Poi la nostalgia. La curiosità dei giornalisti nelle ultime tre settimane si è spesso concentrata sul capire come sia possibile che con così poco vissuto anagrafico si possa evocare la nostalgia. Ma per presentare il suo brano in gara a Sanremo, Olly aveva spiegato così il titolo: «È un’emozione che conosciamo tutti, che sento e che voglio scoprire. Secondo me la nostalgia non è solo di qualcosa che è successo ma anche di qualcosa che non è mai veramente accaduto». Più volte, nel corso delle interviste, il cantautore ha completato il discorso allontanando il sentimento nostalgico alla sfera del passato e vedendolo come spinta per il futuro. Può essere così? Sì, e sarebbe d’accordo con lui Antonio Tabucchi, se avesse ascoltato la canzone. Lo scrittore di Sostiene Pereira, ma anche di tanti libri che affrontano il tema del tempo e della nostalgia come Requiem, Il gioco del rovescio, Si sta facendo sempre più tardi, ha dato un significato a questo sentimento mentre cercava di dargli una definizione adatta: «Qualcosa di straziante, ma può anche intenerire, e non si rivolge esclusivamente al passato, ma anche al futuro, perché esprime un desiderio che vorreste si realizzasse. E qui le cose si complicano perché la nostalgia del futuro è un paradosso. Forse un corrispettivo più adeguato potrebbe essere il disìo dantesco che reca con sé una certa dolcezza, visto che… Insomma, come spiegare questa parola?», così scriveva in Viaggi e altri viaggi.
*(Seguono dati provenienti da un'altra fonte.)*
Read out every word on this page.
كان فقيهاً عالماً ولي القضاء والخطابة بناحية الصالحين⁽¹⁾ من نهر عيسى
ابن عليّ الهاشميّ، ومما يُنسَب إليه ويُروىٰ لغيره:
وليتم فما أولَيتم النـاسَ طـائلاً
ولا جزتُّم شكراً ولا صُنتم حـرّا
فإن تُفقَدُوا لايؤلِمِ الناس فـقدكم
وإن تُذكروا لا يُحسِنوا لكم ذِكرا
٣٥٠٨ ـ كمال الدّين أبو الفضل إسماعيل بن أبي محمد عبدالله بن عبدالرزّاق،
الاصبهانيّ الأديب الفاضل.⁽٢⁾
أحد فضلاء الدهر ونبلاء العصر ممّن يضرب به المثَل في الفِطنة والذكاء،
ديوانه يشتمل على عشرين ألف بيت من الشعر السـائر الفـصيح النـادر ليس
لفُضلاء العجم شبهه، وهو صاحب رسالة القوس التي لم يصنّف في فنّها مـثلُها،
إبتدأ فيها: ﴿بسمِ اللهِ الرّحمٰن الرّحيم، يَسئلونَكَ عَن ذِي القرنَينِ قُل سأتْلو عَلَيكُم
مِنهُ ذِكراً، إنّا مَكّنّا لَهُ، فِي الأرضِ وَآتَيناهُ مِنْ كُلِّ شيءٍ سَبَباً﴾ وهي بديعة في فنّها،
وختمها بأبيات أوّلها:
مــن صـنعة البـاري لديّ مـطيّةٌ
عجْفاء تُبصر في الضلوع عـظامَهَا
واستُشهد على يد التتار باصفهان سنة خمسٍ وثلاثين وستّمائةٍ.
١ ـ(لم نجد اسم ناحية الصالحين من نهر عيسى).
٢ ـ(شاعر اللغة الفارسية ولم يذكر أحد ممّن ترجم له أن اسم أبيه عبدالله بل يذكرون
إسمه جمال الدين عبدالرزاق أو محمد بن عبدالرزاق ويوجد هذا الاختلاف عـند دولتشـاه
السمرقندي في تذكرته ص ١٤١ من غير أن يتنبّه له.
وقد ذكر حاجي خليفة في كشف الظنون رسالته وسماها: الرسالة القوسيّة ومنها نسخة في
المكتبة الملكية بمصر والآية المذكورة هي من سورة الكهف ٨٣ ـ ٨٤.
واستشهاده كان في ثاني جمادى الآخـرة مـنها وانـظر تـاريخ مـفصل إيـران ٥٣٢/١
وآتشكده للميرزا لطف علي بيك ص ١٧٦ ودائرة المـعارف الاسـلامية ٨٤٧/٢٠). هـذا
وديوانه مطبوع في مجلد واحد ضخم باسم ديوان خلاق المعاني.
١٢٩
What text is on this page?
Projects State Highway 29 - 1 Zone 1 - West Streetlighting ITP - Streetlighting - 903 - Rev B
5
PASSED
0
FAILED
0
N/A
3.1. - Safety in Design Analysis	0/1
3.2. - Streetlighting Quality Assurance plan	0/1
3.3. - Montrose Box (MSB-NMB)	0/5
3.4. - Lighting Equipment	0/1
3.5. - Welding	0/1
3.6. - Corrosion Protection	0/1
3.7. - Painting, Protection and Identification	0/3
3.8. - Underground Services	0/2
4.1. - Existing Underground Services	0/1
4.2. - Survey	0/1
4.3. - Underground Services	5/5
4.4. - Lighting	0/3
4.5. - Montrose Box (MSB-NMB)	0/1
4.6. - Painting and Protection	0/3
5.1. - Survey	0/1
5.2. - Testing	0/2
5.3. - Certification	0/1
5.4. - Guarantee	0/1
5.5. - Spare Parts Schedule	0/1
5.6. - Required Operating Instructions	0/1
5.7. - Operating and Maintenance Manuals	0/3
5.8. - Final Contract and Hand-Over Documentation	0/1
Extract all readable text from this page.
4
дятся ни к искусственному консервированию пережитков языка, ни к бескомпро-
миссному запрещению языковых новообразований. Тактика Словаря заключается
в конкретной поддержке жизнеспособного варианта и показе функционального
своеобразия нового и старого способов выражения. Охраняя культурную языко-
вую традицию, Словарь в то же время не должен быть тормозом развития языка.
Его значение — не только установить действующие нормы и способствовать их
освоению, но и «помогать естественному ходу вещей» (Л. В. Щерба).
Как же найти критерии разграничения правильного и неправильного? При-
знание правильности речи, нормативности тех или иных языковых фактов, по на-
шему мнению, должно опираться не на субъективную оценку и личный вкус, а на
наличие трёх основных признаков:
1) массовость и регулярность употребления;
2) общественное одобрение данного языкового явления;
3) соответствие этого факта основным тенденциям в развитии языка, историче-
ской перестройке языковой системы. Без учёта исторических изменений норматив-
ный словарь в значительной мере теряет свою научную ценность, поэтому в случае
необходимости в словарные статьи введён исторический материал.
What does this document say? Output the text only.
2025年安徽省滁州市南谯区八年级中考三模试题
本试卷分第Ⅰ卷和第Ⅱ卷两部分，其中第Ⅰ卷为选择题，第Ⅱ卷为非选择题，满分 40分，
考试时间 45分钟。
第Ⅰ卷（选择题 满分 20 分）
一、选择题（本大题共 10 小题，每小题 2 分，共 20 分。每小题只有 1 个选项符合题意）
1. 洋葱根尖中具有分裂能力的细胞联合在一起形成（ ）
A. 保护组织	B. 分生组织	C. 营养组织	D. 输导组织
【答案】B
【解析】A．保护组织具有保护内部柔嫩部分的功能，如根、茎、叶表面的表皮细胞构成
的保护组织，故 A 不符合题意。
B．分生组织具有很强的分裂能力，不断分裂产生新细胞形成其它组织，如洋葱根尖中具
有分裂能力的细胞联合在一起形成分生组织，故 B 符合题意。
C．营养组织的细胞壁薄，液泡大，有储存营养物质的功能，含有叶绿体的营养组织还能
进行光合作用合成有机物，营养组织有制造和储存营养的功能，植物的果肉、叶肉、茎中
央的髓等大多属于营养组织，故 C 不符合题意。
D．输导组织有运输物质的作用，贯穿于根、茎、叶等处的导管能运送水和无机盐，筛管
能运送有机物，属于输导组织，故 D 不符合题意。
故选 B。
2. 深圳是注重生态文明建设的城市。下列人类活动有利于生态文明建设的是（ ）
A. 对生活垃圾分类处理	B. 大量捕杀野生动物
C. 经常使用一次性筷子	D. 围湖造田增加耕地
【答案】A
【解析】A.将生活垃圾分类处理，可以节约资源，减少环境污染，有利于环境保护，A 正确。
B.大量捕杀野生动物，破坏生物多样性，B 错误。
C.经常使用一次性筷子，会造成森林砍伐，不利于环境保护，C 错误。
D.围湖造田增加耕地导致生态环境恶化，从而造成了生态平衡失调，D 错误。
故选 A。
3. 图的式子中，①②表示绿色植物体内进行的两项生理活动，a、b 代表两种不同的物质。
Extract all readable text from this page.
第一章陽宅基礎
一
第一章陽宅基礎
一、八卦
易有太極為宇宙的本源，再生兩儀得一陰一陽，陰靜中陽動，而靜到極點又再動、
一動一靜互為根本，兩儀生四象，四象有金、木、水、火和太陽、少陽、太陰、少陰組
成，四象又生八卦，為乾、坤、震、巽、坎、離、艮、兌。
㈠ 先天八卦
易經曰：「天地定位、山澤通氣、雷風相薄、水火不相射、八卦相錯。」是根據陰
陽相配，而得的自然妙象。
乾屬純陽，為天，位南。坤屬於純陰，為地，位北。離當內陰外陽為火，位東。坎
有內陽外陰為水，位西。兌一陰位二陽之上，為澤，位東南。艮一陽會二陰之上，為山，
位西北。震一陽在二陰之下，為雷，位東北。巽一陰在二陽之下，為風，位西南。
In un festival di Sanremo caratterizzato quest’anno da brani intimistici, è proprio la nostalgia a spiccare, più dell’amore tout court. Lucio Corsi, con il suo portamento favolistico, richiama la nostalgia più evidente possibile. Quella verso la nostra età fanciullesca, e in questo il duetto con Topo Gigio sulle note di Nel blu, dipinto di blu ne ha aumentato il carico. Ha allargato, anzi, a una nostalgia comune dei tempi che non sono più. Tempi avvertiti come più semplici, più lenti e più genuini.

Sulla nostalgia è imperniato anche l’intero album di Joan Thiele appena pubblicato, Joanita. Qui il sentimento è sottinteso e affidato alla musica. È la nostalgia del vissuto ma anche di un tempo mai vissuto. Più a fondo: di un tempo forse mai esistito ancora, ma di cui già sentiamo l’assenza. Su questa ambiguità di sensazioni si potrebbe in realtà descrivere l’intera produzione discografica internazionale attuale, che al massiccio recupero di sonorità degli scorsi decenni unisce suoni figli dell’innovazione tecnologica. Da cui nasce una terza, nuova, via. In Joanita le atmosfere nostalgiche, non è un caso, si impongono alla mente in brani come Tramonto, Occhi da gangster e Volto di donna dove nelle produzioni sono state rielaborate alcune composizioni del maestro d’orchestra Piero Umiliani, autore di diverse colonne sonore. Scenari da spaghetti western e mondi eterei si mischiano e fanno della nostalgia un sentimento tanto concreto e passato quanto immaginario e idealizzazione di un futuro. Un futuro, appunto, di cui avere già grande nostalgia.